Sometimes choices were hard, other times not so much. In the case of Tammy and Tawny, it was easy.
“Of course I’ll take both of them, wouldn’t want to break up sisters now would I?” I said to the government agent responsible for he two of them.
“Of course Sir, very noble of you.” he replied and I just nodded before turning back to the two girls… no women I corrected myself mentally, that were holding hands and looking away from me.
They had just aged out of foster care and were no longer tax exempt and so their choices were very limited. Be sent off to one of the tax shelters most likely separately, try and find a job that could meet their tax burden, or find a man that would provide for them.
They had grown up together in the foster care system and depended on each other for everything I had been told and so did not want to be split up, even more so than just the desire to avoid the tax shelters.
As for a job, well, the foster care system wasn’t know for producing highly skilled workers, at least not female ones, and so they would have no luck there.
Which left few options, since there were few men willing to take in two foster women. At least not when they weren’t technically related.
“Ladies, why don’t you get dressed and we can discuss the details of your marriage contract.”
The girls quickly pulled up their skimpy dresses and turned back towards me, both blushing profusely as they did, “Yes Sir.” the both said in unison.

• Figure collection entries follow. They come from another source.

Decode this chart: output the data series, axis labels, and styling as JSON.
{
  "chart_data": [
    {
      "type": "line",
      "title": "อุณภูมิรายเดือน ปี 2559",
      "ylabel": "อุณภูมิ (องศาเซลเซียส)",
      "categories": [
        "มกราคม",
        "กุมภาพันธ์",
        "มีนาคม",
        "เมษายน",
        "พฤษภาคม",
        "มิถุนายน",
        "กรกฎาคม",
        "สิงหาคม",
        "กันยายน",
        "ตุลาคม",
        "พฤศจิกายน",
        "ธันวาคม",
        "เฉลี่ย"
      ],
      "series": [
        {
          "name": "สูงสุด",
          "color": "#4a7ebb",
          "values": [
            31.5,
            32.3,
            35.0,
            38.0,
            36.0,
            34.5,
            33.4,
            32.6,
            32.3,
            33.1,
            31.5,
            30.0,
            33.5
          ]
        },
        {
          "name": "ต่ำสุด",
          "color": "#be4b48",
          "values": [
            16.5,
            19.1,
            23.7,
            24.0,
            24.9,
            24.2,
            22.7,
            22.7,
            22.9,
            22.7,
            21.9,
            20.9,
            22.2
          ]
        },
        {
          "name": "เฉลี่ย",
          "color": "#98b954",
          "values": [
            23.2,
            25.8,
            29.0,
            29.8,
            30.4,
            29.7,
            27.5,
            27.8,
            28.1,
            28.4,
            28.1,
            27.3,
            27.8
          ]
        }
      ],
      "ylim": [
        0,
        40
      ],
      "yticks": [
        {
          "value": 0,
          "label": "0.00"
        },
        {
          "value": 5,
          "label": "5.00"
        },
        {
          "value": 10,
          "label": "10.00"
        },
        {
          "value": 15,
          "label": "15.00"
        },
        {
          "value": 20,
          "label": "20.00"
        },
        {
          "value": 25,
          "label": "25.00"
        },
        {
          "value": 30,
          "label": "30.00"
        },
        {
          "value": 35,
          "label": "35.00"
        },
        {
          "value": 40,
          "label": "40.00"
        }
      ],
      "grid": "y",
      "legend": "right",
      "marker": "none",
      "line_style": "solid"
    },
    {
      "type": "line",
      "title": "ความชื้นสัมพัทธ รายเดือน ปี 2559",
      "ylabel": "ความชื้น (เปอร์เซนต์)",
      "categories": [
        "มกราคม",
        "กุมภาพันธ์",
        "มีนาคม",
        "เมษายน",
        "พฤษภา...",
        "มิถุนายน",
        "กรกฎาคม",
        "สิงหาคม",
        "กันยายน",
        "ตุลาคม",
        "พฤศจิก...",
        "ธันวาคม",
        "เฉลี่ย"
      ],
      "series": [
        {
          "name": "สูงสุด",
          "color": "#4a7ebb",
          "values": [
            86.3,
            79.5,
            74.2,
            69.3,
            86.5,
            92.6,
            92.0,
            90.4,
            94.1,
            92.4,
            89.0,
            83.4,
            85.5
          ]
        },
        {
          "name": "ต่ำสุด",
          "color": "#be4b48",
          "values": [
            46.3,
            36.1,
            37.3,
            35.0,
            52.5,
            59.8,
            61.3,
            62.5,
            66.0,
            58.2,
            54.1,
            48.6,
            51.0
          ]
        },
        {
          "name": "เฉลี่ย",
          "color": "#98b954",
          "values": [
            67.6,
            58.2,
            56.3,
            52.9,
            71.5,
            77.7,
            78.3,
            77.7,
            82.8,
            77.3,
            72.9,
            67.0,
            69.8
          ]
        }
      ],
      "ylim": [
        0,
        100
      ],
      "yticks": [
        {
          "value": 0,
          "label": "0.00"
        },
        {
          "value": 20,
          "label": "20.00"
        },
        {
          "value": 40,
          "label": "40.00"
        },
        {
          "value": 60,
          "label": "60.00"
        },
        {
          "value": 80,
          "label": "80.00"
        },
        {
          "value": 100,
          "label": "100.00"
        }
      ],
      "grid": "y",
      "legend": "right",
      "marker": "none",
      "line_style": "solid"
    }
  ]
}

I smiled as the four of us sat down at the table, the government agent pulling out two reams of paper and pens and sliding one of each in front of each of them. They each started flipping through it slowly, reading the marriage contract details.
The Restoration of Marriage Act of 2020 was a beautiful thing. Not only did it redefine marriage to be between a man and his property, but that property could be one or more women. In this case, Tammy and Tawny would be my fifth and sixth wife, and the marriage contract spelled out exactly what their duties would be.
Everything from the bisexual nature of their relationships with each other and the other wives, to the physical standards that they would have to maintain, to the day to day duties that they would have in the household.
I smiled as they both struggled to read it, the language being more sophisticated then they were used to. Eventually they got all the way through it and took the pens in their hands. They hesitated for a moment and looked up at me.
“Just… just to make sure…” Tawny said, “We get to stay together right?”
I nodded, “Of course, section 4, part 3, paragraph 14. It ensures that the two of you are treated as a single piece of property… you cannot be sold separately.”
They turned to each other, nodded and then signed the marriage contracts. The government agent took them and then notarized them before placing them back in his folder. He then pulled out his tablet and registered the change of ownership and I watched both of the girls eyes widen and then a smile come across their faces as the chip received the new marriage contract and began implementing it’s requirements.
I stood up and smiled, “Come on ladies, let’s get you home. My other wives will be eager to meet you. Cindy has been looking forward being promoted from maid duty Tammy and if I’m honest Jill is a terrible cook so it will be a pleasant change Tawny.”
“Oh yes Sir, I will be happy to be your obedient and loyal maid.” Tammy said.
“It will be my pleasure to prepare your meals for you Sir.” Tawny replied.
Both stood up and followed me out the door, several steps behind of course. The foster care system had prepared them for exactly this scenario, their education focused on cooking, cleaning, and other domestic duties.
If it had perhaps focused as little more on reading, writing, and critical thinking, perhaps they might have questioned section 4, part 3, paragraph 14 a little more. After all, while it did say I had to sell them as a single piece of property, it didn’t say anything about what the buyer could do with them afterwards.
I chuckled a little to myself as we walked to my car, I had no intention of selling them any time soon. But just like Yvonne, my first wife that I had just sold to one of the tax shelters, they all had a limited shelf life.